Sharon Begley, in an article in Newsweek a couple of weeks ago, notes that science is supposed to adapt to new information by changing its perspective, but that seldom sees to be the case in any of the most serious issues.
One exception seems to be that even Steven Pinker now admits that evolutionary psychology cannot explain everything about what it means to be human.
On Second Thought ...
Scientists are supposed to change their minds when evidence undercuts their views. Dream on.
Published Jan 3, 2009From the magazine issue dated Jan 12, 2009
By Sharon BegleyWhen politicians do it, they're tarred as flip-floppers. When lovers do it, we complain they're fickle. But scientists are supposed to change their minds. Having adopted their views on scientific questions— What killed the dinosaurs? Is the universe infinite?—based on a dispassionate evaluation of empirical evidence, they are expected to willingly, even eagerly, abandon cherished beliefs when new evidence undercuts them. So it is remarkable that so few of the essays in a new book in which scientists answer the question in the title, "What Have You Changed Your Mind About?", express anything like this ideal.
Many of the changes of mind are just changes of opinion or an evolution of values. One contributor, a past supporter of manned spaceflight, now thinks it's pointless, while another no longer has moral objections to cognitive enhancement through drugs. An anthropologist is now uncomfortable with cultural relativism (as in, study the Inca practice of human sacrifice non-judgmentally). Other changes of mind have to do with busted predictions, such as that computer intelligence would soon rival humans'.
Rare, however, are changes of mind by scientists identified with either side of a contentious issue. No one who rose to fame arguing that Alzheimer's disease is caused by sticky brain plaques and who has now been convinced by evidence that the plaques are mostly innocent bystanders, not culprits. No one who once pushed hormone replacement therapy to prevent heart attacks in menopausal women who now realizes that the drugs increase the risk of heart attacks (as well as stroke and breast cancer). No one who cast his lot with the theory that a killer asteroid sent the dinosaurs into extinction who now reads the impact-crater evidence as implicating worldwide volcanism instead. But really, we shouldn't be surprised. Proponents of a particular viewpoint, especially if their reputation is based on the accuracy of that viewpoint, cling to it like a shipwrecked man to flotsam. Studies that undermine that position, they say, are fatally flawed.
In truth, no study is perfect, so it would be crazy to chuck an elegant, well-supported theory because one new finding undercut it. But it's fascinating how scientists with an intellectual stake in a particular side of a debate tend to see flaws in studies that undercut their dearly held views, and to interpret and even ignore "facts" to fit their views. No wonder the historian Thomas Kuhn concluded almost 50 years ago that a scientific paradigm topples only when the last of its powerful adherents dies.
The few essays in which scientists do admit they were wrong— and about something central to their reputation—therefore stand out. Physicist Marcelo Gleiser of Dartmouth breaks ranks with almost every physicist since Einstein, and with his own younger self, in now doubting that the laws of nature can be unified in a single elegant formulation. Gleiser has written dozens of papers proposing routes to the unification of gravity and quantum mechanics through everything from superstrings to extra dimensions, but now concedes that "all attempts so far have failed." Unification may be esthetically appealing, but it's not how nature works.

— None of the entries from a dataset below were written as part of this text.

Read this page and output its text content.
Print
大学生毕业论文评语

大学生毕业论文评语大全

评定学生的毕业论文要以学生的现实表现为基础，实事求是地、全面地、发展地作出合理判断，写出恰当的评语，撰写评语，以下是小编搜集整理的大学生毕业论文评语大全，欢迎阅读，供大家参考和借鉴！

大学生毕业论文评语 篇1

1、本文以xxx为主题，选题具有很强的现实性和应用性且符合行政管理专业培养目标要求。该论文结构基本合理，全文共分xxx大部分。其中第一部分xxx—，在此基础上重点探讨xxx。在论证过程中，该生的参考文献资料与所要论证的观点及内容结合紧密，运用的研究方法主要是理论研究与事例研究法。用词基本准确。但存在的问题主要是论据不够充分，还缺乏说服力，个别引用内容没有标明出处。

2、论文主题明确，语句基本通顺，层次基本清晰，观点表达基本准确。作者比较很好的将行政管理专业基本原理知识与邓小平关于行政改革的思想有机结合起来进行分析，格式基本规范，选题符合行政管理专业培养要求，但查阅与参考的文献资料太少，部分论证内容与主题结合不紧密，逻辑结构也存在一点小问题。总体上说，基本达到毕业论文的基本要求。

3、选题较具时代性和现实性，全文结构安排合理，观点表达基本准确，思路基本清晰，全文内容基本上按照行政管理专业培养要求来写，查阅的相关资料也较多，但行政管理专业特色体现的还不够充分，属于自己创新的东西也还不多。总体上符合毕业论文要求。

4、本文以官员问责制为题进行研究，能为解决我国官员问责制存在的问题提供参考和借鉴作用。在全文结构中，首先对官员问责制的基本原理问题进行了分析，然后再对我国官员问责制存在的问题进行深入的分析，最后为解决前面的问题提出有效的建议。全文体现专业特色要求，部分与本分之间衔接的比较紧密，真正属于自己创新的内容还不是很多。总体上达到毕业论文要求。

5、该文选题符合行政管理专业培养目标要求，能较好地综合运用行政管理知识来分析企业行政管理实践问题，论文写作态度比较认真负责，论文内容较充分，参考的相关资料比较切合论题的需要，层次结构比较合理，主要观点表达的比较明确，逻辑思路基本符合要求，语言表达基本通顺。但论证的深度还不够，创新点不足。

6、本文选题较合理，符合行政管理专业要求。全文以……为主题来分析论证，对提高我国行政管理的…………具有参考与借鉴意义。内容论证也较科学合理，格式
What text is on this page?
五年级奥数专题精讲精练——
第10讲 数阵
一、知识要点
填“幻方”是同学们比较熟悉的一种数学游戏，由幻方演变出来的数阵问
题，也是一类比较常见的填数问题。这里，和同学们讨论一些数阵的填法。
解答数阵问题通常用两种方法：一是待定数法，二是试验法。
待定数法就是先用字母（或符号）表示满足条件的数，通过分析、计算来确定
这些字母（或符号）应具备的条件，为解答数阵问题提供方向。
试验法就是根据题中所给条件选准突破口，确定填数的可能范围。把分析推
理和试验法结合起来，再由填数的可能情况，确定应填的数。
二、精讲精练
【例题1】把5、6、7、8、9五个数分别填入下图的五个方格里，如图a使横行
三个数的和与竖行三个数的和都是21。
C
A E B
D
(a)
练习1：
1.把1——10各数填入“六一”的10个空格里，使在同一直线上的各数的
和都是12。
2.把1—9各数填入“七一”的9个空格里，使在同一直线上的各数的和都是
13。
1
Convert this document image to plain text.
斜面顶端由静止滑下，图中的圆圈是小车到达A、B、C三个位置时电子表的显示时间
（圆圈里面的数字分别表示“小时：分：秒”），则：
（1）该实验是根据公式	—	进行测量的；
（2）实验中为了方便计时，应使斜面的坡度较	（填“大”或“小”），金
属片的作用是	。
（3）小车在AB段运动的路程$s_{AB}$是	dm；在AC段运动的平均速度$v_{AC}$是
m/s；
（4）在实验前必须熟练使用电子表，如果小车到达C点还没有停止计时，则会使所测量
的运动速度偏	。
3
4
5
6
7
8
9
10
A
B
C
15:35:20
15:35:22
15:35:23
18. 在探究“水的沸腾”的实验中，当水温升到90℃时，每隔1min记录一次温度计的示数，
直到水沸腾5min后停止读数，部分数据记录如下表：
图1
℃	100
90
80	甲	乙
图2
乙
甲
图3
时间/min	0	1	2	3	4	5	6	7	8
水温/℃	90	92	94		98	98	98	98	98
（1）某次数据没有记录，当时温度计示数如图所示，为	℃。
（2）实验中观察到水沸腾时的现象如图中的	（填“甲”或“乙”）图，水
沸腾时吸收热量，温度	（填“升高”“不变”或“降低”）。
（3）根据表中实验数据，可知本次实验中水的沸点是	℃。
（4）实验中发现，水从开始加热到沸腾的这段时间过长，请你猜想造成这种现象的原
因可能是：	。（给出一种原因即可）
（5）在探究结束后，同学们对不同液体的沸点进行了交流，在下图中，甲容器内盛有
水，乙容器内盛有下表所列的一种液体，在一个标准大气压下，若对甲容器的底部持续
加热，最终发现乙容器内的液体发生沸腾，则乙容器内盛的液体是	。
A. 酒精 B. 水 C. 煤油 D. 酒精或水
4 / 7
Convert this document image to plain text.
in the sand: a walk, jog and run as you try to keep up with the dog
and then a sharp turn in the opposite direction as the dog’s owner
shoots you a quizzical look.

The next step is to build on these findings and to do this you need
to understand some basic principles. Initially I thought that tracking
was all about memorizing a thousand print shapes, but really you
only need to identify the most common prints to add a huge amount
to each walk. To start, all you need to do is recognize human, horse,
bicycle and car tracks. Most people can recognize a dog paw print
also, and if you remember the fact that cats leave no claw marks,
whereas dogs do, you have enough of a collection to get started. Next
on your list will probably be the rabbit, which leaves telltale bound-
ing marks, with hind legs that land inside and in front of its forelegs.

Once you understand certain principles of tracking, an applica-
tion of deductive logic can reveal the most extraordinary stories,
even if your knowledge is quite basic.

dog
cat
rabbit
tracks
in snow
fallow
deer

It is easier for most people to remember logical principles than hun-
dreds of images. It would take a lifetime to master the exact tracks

The most fascinating backpedaling is by scientists who have long pushed evolutionary psychology. This field holds that we all carry genes that led to reproductive success in the Stone Age, and that as a result men are genetically driven to be promiscuous and women to be coy, that men have a biological disposition to rape and to kill mates who cheat on them, and that every human behavior is "adaptive"—that is, helpful to reproduction. But as Harvard biologist Marc Hauser now concedes, evidence is "sorely missing" that language, morals and many other human behaviors exist because they help us mate and reproduce. And Steven Pinker, one of evo-psych's most prominent popularizers, now admits that many human genes are changing more quickly than anyone imagined. If genes that affect brain function and therefore behavior are also evolving quickly, then we do not have the Stone Age brains that evo-psych supposes, and the field "may have to reconsider the simplifying assumption that biological evolution was pretty much over" 50,000 years ago, Pinker says. How has the view that reproduction is all, and that humans are just cavemen with better haircuts, hung on so long? "Even in science," says neuroscientist Roger Bingham of the University of California, San Diego, "a seductive story will sometimes … outpace the data." And withstand it, too.
Let's end on an up note. Like every other psychology researcher, Harvard's Daniel Gilbert believed that people are happier when they can change their minds. But in 2002 he and a colleague discovered that people are generally happier about irrevocable decisions: once you are locked in to a decision, you tend to focus on its positive aspects and ignore the negative ones. But if you are allowed to change your mind, you ruminate on both the positive and negative aspects of the choice, which makes you less happy. Inspired by his findings, Gilbert proposed to his girlfriend. Since the "till death" vow makes marriage an (almost) irrevocable decision, the result is that "I love my wife more than I loved my girlfriend."